BETRAYAL: Ted Cruz Bashes President Trump’s ‘America First’ Foreign Policy to MSNBC Reporter

Sen. Ted Cruz (R-TX) has talked a good game since he was destroyed in the Republican presidential primary in 2016 by then-candidate Donald Trump, but he will sometimes show his true colors to remind Republicans why he grew to be so reviled during that election cycle.

His appearance at the third annual Texas Tribune Festival is a great example of that, as Cruz had a conversation with pencil-necked MSNBC fake news reporter Chris Hayes about why he thinks President Trump is making big foreign policy mistakes.

“I have real concerns about our policy in North Korea,” Cruz told Hayes.

“The President isn’t just saying, ‘I want to do a deal with them,’ which, again, I would favor,” Hayes responded.

“He’s actually saying, ‘He’s a great leader. I literally love him. He writes these beautiful notes, and I think he is a great, great leader for his country.’ It is a gulag state that every part of the American spectrum of political ideology agrees is one of the most ghastly, uh, mad scientist experiments of human subjugation on the globe,” Hayes said while Cruz sat there and nodded along.

The exchange can be seen here:

Cruz also complained publicly after President Trump fired John Bolton as national security adviser.

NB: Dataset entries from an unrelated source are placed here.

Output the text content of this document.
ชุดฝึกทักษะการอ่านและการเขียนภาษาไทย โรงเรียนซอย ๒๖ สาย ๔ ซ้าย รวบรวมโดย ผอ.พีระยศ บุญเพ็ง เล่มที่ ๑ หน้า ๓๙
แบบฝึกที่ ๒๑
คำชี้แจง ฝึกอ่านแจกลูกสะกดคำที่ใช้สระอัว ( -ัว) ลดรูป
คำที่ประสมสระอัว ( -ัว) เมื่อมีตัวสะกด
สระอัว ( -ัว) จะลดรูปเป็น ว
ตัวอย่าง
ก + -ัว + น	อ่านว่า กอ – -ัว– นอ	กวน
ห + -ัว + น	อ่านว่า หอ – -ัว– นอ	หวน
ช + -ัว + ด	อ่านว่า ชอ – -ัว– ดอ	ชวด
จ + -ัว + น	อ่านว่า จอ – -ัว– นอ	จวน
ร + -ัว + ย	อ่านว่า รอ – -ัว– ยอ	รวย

Cruz called Bolton, who supported the Iraq war and has a long record of incompetence on matters of foreign policy, a wise confidant who should have stayed in the administration.

In addition, Cruz has worked stealthily in the Senate to pass back-door gun control in recent weeks:

Texas Senator Ted Cruz claims that there have been “too damn many” mass shootings in Texas…

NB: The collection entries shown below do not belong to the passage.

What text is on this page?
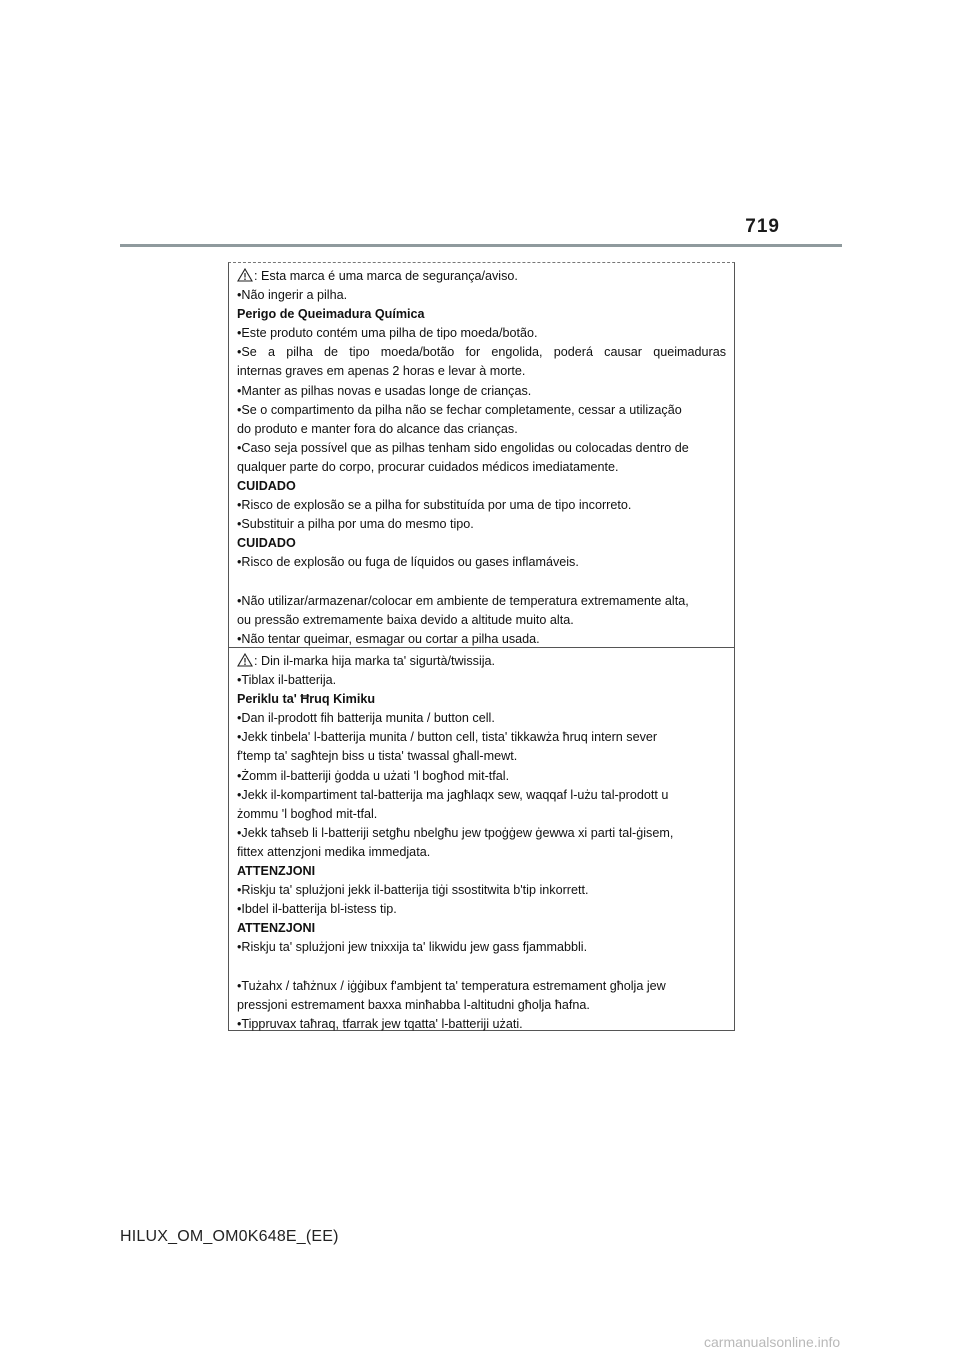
719
: Esta marca é uma marca de segurança/aviso.
•Não ingerir a pilha.
Perigo de Queimadura Química
•Este produto contém uma pilha de tipo moeda/botão.
•Se a pilha de tipo moeda/botão for engolida, poderá causar queimaduras
internas graves em apenas 2 horas e levar à morte.
•Manter as pilhas novas e usadas longe de crianças.
•Se o compartimento da pilha não se fechar completamente, cessar a utilização
do produto e manter fora do alcance das crianças.
•Caso seja possível que as pilhas tenham sido engolidas ou colocadas dentro de
qualquer parte do corpo, procurar cuidados médicos imediatamente.
CUIDADO
•Risco de explosão se a pilha for substituída por uma de tipo incorreto.
•Substituir a pilha por uma do mesmo tipo.
CUIDADO
•Risco de explosão ou fuga de líquidos ou gases inflamáveis.
•Não utilizar/armazenar/colocar em ambiente de temperatura extremamente alta,
ou pressão extremamente baixa devido a altitude muito alta.
•Não tentar queimar, esmagar ou cortar a pilha usada.
: Din il-marka hija marka ta' sigurtà/twissija.
•Tiblax il-batterija.
Periklu ta' Ħruq Kimiku
•Dan il-prodott fih batterija munita / button cell.
•Jekk tinbela' l-batterija munita / button cell, tista' tikkawża ħruq intern sever
f'temp ta' sagħtejn biss u tista' twassal għall-mewt.
•Żomm il-batteriji ġodda u użati 'l bogħod mit-tfal.
•Jekk il-kompartiment tal-batterija ma jagħlaqx sew, waqqaf l-użu tal-prodott u
żommu 'l bogħod mit-tfal.
•Jekk taħseb li l-batteriji setgħu nbelgħu jew tpoġġew ġewwa xi parti tal-ġisem,
fittex attenzjoni medika immedjata.
ATTENZJONI
•Riskju ta' splużjoni jekk il-batterija tiġi ssostitwita b'tip inkorrett.
•Ibdel il-batterija bl-istess tip.
ATTENZJONI
•Riskju ta' splużjoni jew tnixxija ta' likwidu jew gass fjammabbli.
•Tużahx / taħżnux / iġġibux f'ambjent ta' temperatura estremament għolja jew
pressjoni estremament baxxa minħabba l-altitudni għolja ħafna.
•Tippruvax taħraq, tfarrak jew tqatta' l-batteriji użati.
HILUX_OM_OM0K648E_(EE)
carmanualsonline.info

“We’ve seen too damn many of these in the state of Texas. So, we need to end them, absolutely, yes,” he declared on ABC’s “This Week” Sunday, after recounting the time he spent with mass shooting victims’ families in west Texas…

Universal background check legislation passed the House earlier this year and the Toomey-Manchin bill put forward in the Senate would expand background checks to private and internet sales.

On “This Week,” Cruz made the case for an alternative bill which he introduced in 2013 with Sen. Chuck Grassley. The two re-introduced this bill earlier in May.

While it doesn’t create universal background checks, the legislation works to bolster the current system by prosecuting individuals with a criminal record who lie on background check forms and criminalize straw purchases.

Some gun rights activists believe that the NICS system has not had any impact on reducing crime, nor would an expansion of this system—which some Second Amendment figures like Larry Pratt of Gun Owners of America believe acts as a de facto registry—actually curb crime. There is reason to believe that strengthening NICS could open up the floodgates for further abuse by the federal government.

Bureaucracies have a life of their own, and giving them more power means that the potential for Second Amendment infringements is higher.

Cruz is reminding Republicans why they regularly called him “Lyin’ Ted” on the campaign trail during the last presidential cycle.